Serie A1
- Season: 2013–14
- Champions: Pro Recco 28th title
- Relegated: Promogest Quartu Albaro Nervi
- Champions League: Pro Recco AN Brescia Posillipo
- Euro Cup: Savona Acquachiara
- Top goalscorer: Antonio Petković (79 goals)
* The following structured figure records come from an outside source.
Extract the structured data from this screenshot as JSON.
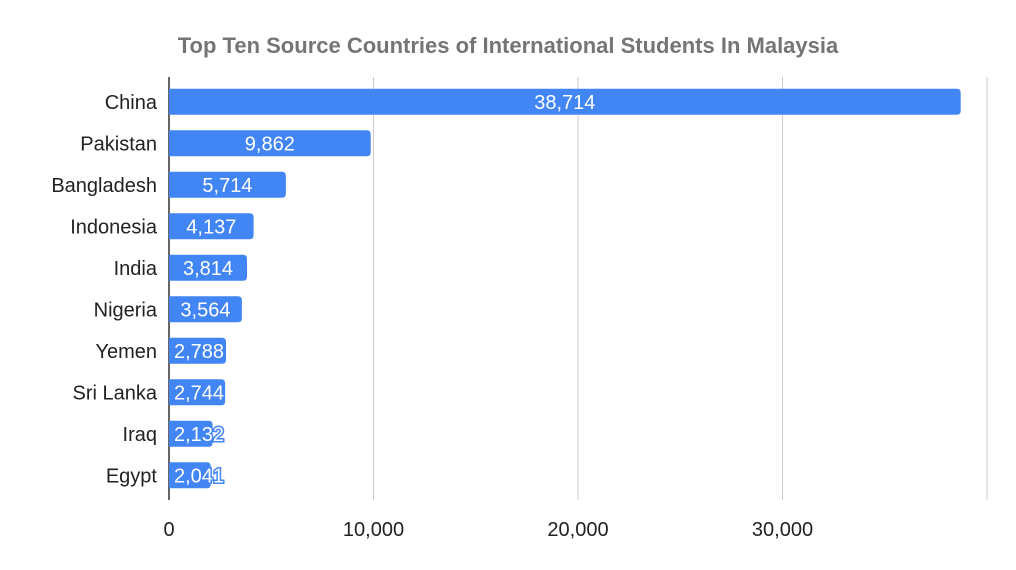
{
  "chart_data": {
    "type": "bar",
    "orientation": "horizontal",
    "title": "Top Ten Source Countries of International Students In Malaysia",
    "xlabel": "",
    "ylabel": "",
    "categories": [
      "China",
      "Pakistan",
      "Bangladesh",
      "Indonesia",
      "India",
      "Nigeria",
      "Yemen",
      "Sri Lanka",
      "Iraq",
      "Egypt"
    ],
    "values": [
      38714,
      9862,
      5714,
      4137,
      3814,
      3564,
      2788,
      2744,
      2132,
      2041
    ],
    "data_labels": [
      "38,714",
      "9,862",
      "5,714",
      "4,137",
      "3,814",
      "3,564",
      "2,788",
      "2,744",
      "2,132",
      "2,041"
    ],
    "xlim": [
      0,
      40000
    ],
    "xticks": [
      0,
      10000,
      20000,
      30000
    ],
    "xtick_labels": [
      "0",
      "10,000",
      "20,000",
      "30,000"
    ],
    "grid": true,
    "legend": "none",
    "bar_color": "#4285f4"
  }
}
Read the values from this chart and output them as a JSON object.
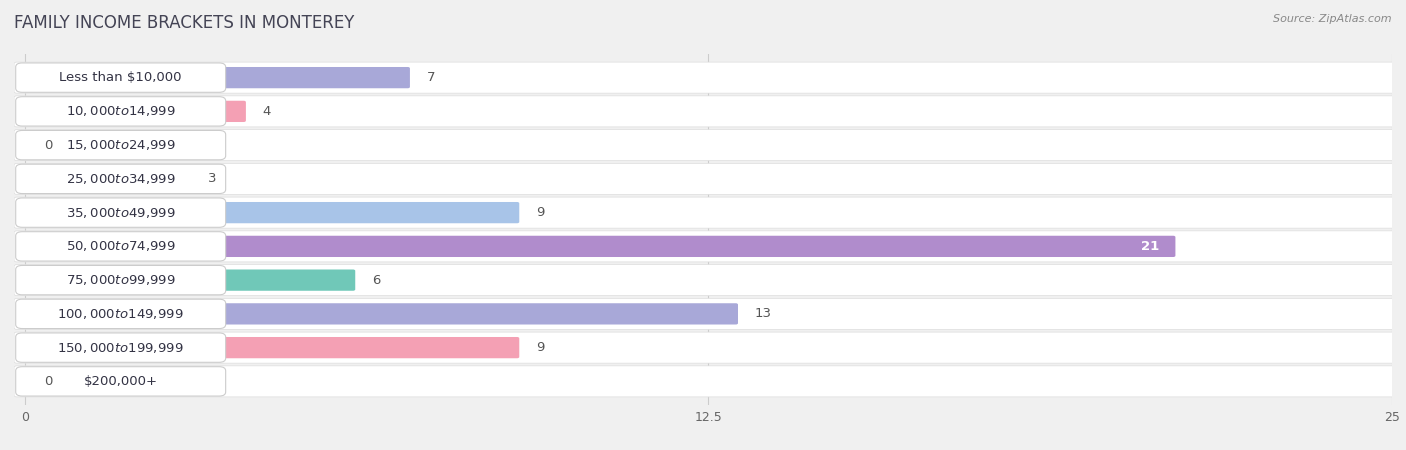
{
  "title": "FAMILY INCOME BRACKETS IN MONTEREY",
  "source": "Source: ZipAtlas.com",
  "categories": [
    "Less than $10,000",
    "$10,000 to $14,999",
    "$15,000 to $24,999",
    "$25,000 to $34,999",
    "$35,000 to $49,999",
    "$50,000 to $74,999",
    "$75,000 to $99,999",
    "$100,000 to $149,999",
    "$150,000 to $199,999",
    "$200,000+"
  ],
  "values": [
    7,
    4,
    0,
    3,
    9,
    21,
    6,
    13,
    9,
    0
  ],
  "bar_colors": [
    "#a8a8d8",
    "#f4a0b4",
    "#f5c88a",
    "#f4a898",
    "#a8c4e8",
    "#b08ccc",
    "#70c8b8",
    "#a8a8d8",
    "#f4a0b4",
    "#f5c88a"
  ],
  "label_pill_color": "#ffffff",
  "xlim": [
    0,
    25
  ],
  "xticks": [
    0,
    12.5,
    25
  ],
  "background_color": "#f0f0f0",
  "row_background_color": "#ffffff",
  "title_fontsize": 12,
  "label_fontsize": 9.5,
  "value_fontsize": 9.5,
  "value_inside_color": "#ffffff",
  "value_outside_color": "#555555",
  "label_text_color": "#333344",
  "title_color": "#444455"
}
= 2013–14 Serie A1 (men's water polo) =

Italy's premier water polo league

The 2013–14 Serie A1 is the 95th season of the Serie A1, Italy's premier Water polo league.

==Team information==

The following 12 clubs compete in the Serie A1 during the 2013–14 season:

Serie A1
| Team | City | Pool | Founded | Colours |
| Acquachiara | Naples | Piscina Felipe Scandone | 1998 |  |
| AN Brescia | Brescia | Centro Natatorio Mompiano | 1973 |  |
| Bogliasco | Bogliasco | Stadio Gianni Vassallo | 1951 |  |
| Canottieri | Naples | Piscina Felipe Scandone | 1916 |  |
| Como | Como | Piscina Olimpionica | 1919 |  |
| Florentia | Florence | Piscina Goffredo Nannini | 1904 |  |
| Lazio | Rome | Salaria Sport Village | 1904 |  |
| Albaro Nervi | Albaro | Stadio di Albaro | 2013 |  |
| Posillipo | Naples | Piscina Felipe Scandone | 1925 |  |
| Promogest | Quartu Sant'Elena | Piscina Centro Nuoto | 1991 |  |
| Pro Recco | Recco | Piscina comunale di Sori | 1913 |  |
| Savona | Savona | Piscina Carlo Zanelli | 1948 |  |

== Regular season ==

===Standings===

|  | Team | Pld | W | D | L | GF | GA | Diff | Pts |
|---|---|---|---|---|---|---|---|---|---|
| 1 | Pro Recco | 22 | 21 | 0 | 1 | 327 | 139 | +188 | 63 |
| 2 | AN Brescia | 22 | 20 | 1 | 1 | 339 | 149 | +190 | 61 |
| 3 | CN Posillipo | 22 | 14 | 2 | 6 | 212 | 186 | +26 | 44 |
| 4 | AS Acquachiara | 22 | 14 | 0 | 8 | 227 | 213 | +14 | 42 |
| 5 | Rari Nantes Savona | 22 | 13 | 1 | 8 | 252 | 216 | +36 | 40 |
| 6 | Circolo Canottieri Napoli | 22 | 10 | 2 | 10 | 217 | 250 | −33 | 32 |
| 7 | Como Nuoto | 22 | 8 | 1 | 13 | 198 | 244 | −46 | 25 |
| 8 | Rari Nantes Florentia | 22 | 8 | 1 | 13 | 176 | 226 | −50 | 25 |
| 9 | S.S. Lazio Nuoto | 22 | 8 | 0 | 14 | 215 | 268 | −53 | 24 |
| 10 | Rari Nantes Bogliasco | 22 | 7 | 1 | 14 | 198 | 245 | −47 | 22 |
| 11 | Promogest Quartu | 22 | 5 | 1 | 16 | 177 | 232 | −55 | 16 |
| 12 | Albaro Nervi | 22 | 0 | 0 | 22 | 118 | 275 | −157 | 0 |

|  | Championship Playoff |
|  | Relegation |

Pld - Played; W - Won; L - Lost; PF - Points for; PA - Points against; Diff - Difference; Pts - Points.